Automated History (SCD2)
True time travel for your data with zero coding effort.
What is SCD2?
Slowly Changing Dimension Type 2 (SCD2) is a data warehousing technique used to track historical data. Unlike standard updates that overwrite existing data (SCD1), SCD2 keeps a full history of changes.
DataSurface automates this pattern, adding two system columns to your data to enable point-in-time analysis: batch_in and batch_out.
How It Works
Every record has a validity window defined by batch numbers. When a record is created, it is valid from the ingestion batch until the end of time (MAXINT). When it is updated, the old version is "closed" (its batch_out is set to the previous batch ID), and a new version is inserted with the new batch ID as its batch_in.
Example: Tracking Employee Changes
Consider a Person table with the following schema:
| Column | Description |
|---|---|
| id | Unique identifier |
| firstName | First Name |
| surname | Last Name |
| dob | Date of Birth |
| address | Current Address |
| employer | Current Employer |
Step 1: Initial Batch (Batch 100)
We ingest a new employee, John Doe.
| id | firstName | surname | address | employer | batch_in | batch_out |
|---|---|---|---|---|---|---|
| 101 | John | Doe | 123 Main St | Acme Corp | 100 | MAXINT |
Status: John works at Acme Corp and lives at 123 Main St.
Step 2: Update (Batch 105)
John moves to a new apartment. We receive an update.
| id | firstName | surname | address | employer | batch_in | batch_out |
|---|---|---|---|---|---|---|
| 101 | John | Doe | 123 Main St | Acme Corp | 100 | 104 |
| 101 | John | Doe | 456 Elm St | Acme Corp | 105 | MAXINT |
Status: The old record is closed (valid 100-104). The new record is now active (105-MAXINT).

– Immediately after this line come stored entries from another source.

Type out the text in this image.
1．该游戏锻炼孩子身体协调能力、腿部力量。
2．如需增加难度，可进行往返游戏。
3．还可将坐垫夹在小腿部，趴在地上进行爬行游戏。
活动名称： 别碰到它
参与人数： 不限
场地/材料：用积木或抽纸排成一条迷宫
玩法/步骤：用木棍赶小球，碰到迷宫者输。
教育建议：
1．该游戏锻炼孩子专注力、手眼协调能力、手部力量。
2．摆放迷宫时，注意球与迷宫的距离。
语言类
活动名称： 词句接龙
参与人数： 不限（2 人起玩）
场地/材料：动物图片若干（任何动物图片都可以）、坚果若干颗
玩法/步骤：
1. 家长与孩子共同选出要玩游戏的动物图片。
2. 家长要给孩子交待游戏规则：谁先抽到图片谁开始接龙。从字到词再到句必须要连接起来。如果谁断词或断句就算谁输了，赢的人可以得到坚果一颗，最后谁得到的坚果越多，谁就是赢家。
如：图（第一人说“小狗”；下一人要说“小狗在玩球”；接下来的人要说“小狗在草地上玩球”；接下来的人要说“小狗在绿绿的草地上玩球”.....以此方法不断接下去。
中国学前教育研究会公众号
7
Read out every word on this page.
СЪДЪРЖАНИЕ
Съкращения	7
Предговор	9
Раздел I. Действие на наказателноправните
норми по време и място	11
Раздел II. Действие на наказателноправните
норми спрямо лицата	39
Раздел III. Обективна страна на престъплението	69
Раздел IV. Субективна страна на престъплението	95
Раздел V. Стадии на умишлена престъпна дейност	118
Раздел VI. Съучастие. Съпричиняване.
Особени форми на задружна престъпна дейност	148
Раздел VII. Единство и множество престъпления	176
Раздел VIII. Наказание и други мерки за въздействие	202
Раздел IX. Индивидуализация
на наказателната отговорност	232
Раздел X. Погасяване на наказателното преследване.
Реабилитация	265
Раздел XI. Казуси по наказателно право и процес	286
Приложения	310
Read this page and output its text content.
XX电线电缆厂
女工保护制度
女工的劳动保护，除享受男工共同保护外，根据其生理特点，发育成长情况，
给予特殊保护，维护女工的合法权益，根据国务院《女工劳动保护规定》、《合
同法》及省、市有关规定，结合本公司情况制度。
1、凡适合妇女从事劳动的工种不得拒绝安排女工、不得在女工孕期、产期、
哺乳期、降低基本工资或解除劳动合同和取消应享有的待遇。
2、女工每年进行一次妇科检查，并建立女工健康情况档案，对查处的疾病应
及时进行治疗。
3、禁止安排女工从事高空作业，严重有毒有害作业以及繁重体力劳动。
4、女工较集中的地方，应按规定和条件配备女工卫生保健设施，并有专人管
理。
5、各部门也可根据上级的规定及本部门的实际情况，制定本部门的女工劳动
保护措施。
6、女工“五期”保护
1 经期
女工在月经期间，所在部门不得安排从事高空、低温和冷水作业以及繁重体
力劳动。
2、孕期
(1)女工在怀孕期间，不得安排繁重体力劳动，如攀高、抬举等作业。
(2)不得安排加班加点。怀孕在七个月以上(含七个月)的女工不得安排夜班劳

Step 3: Update (Batch 120)
John changes jobs to Beta Inc.
| id | firstName | surname | address | employer | batch_in | batch_out |
|---|---|---|---|---|---|---|
| 101 | John | Doe | 123 Main St | Acme Corp | 100 | 104 |
| 101 | John | Doe | 456 Elm St | Acme Corp | 105 | 119 |
| 101 | John | Doe | 456 Elm St | Beta Inc | 120 | MAXINT |
Step 4: Deletion (Batch 135)
John leaves the system (record deleted in source).
| id | firstName | surname | address | employer | batch_in | batch_out |
|---|---|---|---|---|---|---|
| 101 | John | Doe | 123 Main St | Acme Corp | 100 | 104 |
| 101 | John | Doe | 456 Elm St | Acme Corp | 105 | 119 |
| 101 | John | Doe | 456 Elm St | Beta Inc | 120 | 134 |
Status: No active record exists (all have a batch_out). However, the history remains for forensic analysis.
Why This Matters
With SCD2, you can ask questions like:
- "Where did John live when he worked for Acme Corp?"
- "How many employees did we have as of Batch 110?"
DataSurface manages this complexity automatically, ensuring your analytical data is always accurate and audit-ready.